Personalities and events that the public remembers, and the ways
people are encouraged to remember them, lie at the center of an
explosion of studies. The accepted wisdom is that the public memory
is normally short and highly selective; certainly American leaders
are constantly seeking ways to capture and hold our attention for
their heroes and values. Public monuments and statuary have come in
for a lot of attention. In The McKinley Monument, museum curator
Christopher Kenney tells an engaging story of constructing,
maintaining, and interpreting the massive Beaux Arts mausoleum in
Canton, Ohio, during a century when the fame of its slain President
waxed and waned.
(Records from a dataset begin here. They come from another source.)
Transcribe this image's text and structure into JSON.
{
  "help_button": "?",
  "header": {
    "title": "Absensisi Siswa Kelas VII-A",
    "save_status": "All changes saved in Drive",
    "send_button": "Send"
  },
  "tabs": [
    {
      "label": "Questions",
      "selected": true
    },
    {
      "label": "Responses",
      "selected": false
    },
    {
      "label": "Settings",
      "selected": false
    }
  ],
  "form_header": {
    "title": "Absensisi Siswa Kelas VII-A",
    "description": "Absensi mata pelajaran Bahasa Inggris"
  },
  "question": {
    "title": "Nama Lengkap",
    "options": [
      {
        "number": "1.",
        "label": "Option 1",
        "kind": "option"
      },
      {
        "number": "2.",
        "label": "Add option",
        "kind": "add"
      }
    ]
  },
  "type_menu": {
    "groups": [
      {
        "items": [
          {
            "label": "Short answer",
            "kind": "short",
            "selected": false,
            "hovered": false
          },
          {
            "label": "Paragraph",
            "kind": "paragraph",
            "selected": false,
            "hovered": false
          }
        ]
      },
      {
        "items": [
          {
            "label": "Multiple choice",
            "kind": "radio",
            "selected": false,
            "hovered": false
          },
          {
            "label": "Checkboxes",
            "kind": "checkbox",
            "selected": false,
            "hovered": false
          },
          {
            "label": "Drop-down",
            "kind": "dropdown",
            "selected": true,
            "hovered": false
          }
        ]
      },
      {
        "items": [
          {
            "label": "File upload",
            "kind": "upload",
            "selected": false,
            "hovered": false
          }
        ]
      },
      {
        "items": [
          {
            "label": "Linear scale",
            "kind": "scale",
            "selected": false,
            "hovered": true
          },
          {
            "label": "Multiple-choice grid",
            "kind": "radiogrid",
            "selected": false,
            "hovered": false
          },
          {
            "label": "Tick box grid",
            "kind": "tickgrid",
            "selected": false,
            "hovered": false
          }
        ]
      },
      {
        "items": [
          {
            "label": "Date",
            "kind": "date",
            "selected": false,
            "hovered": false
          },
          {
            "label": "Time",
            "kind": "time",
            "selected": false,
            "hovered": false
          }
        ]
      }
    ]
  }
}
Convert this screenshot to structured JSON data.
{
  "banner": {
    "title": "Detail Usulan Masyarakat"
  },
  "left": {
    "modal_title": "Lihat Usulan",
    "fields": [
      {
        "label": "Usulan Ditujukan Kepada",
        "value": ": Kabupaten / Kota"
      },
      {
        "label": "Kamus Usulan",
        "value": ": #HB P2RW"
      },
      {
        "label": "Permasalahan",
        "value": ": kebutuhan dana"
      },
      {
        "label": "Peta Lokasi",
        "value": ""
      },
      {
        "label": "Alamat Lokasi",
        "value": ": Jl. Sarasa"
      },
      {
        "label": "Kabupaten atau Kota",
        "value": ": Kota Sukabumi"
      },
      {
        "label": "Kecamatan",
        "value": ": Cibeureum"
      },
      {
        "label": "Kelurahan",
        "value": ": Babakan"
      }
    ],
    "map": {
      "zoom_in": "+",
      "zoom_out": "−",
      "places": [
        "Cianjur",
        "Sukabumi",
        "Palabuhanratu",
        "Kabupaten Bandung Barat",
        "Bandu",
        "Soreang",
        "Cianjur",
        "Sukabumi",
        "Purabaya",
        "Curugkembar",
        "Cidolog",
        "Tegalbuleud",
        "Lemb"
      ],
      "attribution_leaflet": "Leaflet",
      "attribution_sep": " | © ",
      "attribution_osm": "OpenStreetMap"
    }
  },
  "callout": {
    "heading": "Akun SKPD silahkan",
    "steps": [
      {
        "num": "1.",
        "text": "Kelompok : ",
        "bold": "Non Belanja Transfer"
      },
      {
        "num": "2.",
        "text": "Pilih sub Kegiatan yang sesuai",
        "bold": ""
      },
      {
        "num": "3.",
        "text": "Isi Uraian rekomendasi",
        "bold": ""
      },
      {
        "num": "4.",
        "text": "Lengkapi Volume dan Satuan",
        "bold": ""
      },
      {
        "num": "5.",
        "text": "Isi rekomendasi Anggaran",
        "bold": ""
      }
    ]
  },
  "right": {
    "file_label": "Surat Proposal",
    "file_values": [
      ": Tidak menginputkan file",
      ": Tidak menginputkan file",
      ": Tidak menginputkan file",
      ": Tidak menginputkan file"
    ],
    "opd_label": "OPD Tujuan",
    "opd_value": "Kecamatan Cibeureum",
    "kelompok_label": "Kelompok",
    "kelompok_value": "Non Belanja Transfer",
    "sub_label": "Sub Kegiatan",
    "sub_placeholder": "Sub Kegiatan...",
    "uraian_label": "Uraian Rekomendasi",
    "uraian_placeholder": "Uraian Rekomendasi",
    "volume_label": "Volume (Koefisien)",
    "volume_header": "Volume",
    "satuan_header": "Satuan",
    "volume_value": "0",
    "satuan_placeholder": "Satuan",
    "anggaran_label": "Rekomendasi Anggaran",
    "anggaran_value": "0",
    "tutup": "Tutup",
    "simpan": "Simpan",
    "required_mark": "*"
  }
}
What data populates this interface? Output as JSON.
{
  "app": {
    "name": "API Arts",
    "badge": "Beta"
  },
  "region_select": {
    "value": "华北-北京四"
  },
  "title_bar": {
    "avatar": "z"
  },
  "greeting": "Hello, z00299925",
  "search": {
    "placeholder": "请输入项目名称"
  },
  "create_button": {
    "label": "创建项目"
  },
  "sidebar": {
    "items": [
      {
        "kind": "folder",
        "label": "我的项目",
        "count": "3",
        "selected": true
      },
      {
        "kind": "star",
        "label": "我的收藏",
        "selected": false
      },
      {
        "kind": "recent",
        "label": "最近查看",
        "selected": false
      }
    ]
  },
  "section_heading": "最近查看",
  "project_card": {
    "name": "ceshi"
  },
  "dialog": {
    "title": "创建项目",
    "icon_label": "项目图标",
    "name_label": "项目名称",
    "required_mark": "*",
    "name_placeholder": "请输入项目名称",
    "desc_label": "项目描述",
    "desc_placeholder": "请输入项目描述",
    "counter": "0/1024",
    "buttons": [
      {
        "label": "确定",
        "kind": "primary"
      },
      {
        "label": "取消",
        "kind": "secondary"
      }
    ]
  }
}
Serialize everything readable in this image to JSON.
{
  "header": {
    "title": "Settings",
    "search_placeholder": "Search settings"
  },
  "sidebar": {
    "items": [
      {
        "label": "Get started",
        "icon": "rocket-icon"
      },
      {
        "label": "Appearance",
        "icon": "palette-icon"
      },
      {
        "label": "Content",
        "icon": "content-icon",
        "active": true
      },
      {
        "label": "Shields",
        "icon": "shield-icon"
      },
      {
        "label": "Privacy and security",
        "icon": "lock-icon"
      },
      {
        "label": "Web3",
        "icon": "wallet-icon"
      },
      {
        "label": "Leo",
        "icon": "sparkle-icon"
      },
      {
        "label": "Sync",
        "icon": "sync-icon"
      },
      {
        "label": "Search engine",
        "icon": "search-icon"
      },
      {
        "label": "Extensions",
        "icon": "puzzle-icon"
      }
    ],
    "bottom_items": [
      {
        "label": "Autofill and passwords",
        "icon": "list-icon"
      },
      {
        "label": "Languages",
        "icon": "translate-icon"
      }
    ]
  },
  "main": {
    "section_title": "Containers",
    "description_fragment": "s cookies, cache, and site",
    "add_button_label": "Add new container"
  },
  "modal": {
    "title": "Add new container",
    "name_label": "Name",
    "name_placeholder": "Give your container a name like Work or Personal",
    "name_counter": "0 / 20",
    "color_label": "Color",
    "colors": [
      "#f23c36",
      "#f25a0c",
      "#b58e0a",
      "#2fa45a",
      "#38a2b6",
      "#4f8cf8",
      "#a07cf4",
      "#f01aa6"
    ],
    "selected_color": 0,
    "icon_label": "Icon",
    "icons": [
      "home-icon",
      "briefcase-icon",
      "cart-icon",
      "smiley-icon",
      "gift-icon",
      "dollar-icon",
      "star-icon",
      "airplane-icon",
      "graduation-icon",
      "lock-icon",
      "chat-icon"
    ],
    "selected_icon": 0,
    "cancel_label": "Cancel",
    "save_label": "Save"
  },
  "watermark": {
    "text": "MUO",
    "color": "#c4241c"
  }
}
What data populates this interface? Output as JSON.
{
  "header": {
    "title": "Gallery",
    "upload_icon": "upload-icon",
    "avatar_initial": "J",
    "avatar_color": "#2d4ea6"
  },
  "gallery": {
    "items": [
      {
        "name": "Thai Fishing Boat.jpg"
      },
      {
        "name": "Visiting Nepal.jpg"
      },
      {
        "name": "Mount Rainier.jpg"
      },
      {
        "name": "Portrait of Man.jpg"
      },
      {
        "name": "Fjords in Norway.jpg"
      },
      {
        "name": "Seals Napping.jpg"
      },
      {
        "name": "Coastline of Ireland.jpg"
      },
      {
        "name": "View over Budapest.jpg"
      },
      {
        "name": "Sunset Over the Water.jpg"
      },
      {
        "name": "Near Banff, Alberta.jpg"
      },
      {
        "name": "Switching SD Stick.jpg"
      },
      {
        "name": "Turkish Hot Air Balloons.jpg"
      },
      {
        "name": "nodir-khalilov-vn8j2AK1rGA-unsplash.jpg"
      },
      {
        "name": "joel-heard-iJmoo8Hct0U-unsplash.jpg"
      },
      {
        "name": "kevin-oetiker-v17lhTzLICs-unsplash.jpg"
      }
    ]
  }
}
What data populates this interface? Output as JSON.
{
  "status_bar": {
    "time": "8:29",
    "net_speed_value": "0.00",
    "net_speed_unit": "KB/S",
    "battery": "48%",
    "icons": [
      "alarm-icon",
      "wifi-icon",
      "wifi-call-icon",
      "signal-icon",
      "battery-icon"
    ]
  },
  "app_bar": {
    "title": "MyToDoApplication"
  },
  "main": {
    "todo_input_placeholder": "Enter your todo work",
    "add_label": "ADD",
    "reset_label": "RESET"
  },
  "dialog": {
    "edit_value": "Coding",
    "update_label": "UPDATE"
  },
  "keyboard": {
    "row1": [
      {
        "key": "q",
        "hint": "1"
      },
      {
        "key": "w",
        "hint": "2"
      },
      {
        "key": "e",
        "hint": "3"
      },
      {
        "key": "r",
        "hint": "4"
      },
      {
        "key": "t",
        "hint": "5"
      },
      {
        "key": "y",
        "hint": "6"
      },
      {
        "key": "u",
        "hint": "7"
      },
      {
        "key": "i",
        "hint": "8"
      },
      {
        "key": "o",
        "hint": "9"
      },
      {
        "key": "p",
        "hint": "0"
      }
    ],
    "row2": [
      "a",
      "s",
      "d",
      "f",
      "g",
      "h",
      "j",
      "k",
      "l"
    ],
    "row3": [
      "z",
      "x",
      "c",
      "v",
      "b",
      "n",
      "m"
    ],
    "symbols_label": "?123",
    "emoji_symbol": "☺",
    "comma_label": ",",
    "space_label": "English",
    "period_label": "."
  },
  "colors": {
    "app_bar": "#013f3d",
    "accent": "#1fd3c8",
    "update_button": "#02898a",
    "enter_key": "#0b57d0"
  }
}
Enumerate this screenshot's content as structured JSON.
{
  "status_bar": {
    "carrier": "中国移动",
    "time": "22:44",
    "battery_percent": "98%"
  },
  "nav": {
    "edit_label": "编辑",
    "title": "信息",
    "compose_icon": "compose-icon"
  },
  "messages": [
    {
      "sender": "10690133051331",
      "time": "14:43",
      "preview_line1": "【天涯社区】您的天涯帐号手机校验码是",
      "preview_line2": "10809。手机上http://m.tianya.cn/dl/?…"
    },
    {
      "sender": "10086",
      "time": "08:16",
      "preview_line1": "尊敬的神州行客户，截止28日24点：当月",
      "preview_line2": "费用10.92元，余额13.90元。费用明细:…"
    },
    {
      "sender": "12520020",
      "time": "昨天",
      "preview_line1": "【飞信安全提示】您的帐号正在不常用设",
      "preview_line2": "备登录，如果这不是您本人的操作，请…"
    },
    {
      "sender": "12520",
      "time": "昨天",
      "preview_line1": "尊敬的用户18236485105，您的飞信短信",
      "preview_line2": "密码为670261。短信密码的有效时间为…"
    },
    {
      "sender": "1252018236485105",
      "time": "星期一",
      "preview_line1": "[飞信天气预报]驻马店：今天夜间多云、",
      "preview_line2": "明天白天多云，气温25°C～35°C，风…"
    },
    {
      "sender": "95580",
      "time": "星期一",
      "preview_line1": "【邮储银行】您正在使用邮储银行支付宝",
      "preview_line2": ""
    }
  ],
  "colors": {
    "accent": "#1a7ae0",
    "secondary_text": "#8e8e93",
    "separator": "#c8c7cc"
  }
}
William McKinley was greatly mourned after his
assassination in 1901, but his fame was quickly overshadowed by the
attention given to successor Theodore Roosevelt and later
presidents. McKinley's burial site at first received the attention
of Ohio's elite. But problems soon intruded, ranging from a very
leaky roof to an inadequate endowment. New donors, new managers,
and changing civic interests all played their part. Today
McKinley's mausoleum shares its site with a city museum that
contains a couple of memorial rooms as well as a planetarium, an
interactive dinosaur exhibit, and a model train layout. One can
only wonder if the same will happen to some from our current
political generation.
- George Geib is professor of History at Butler University.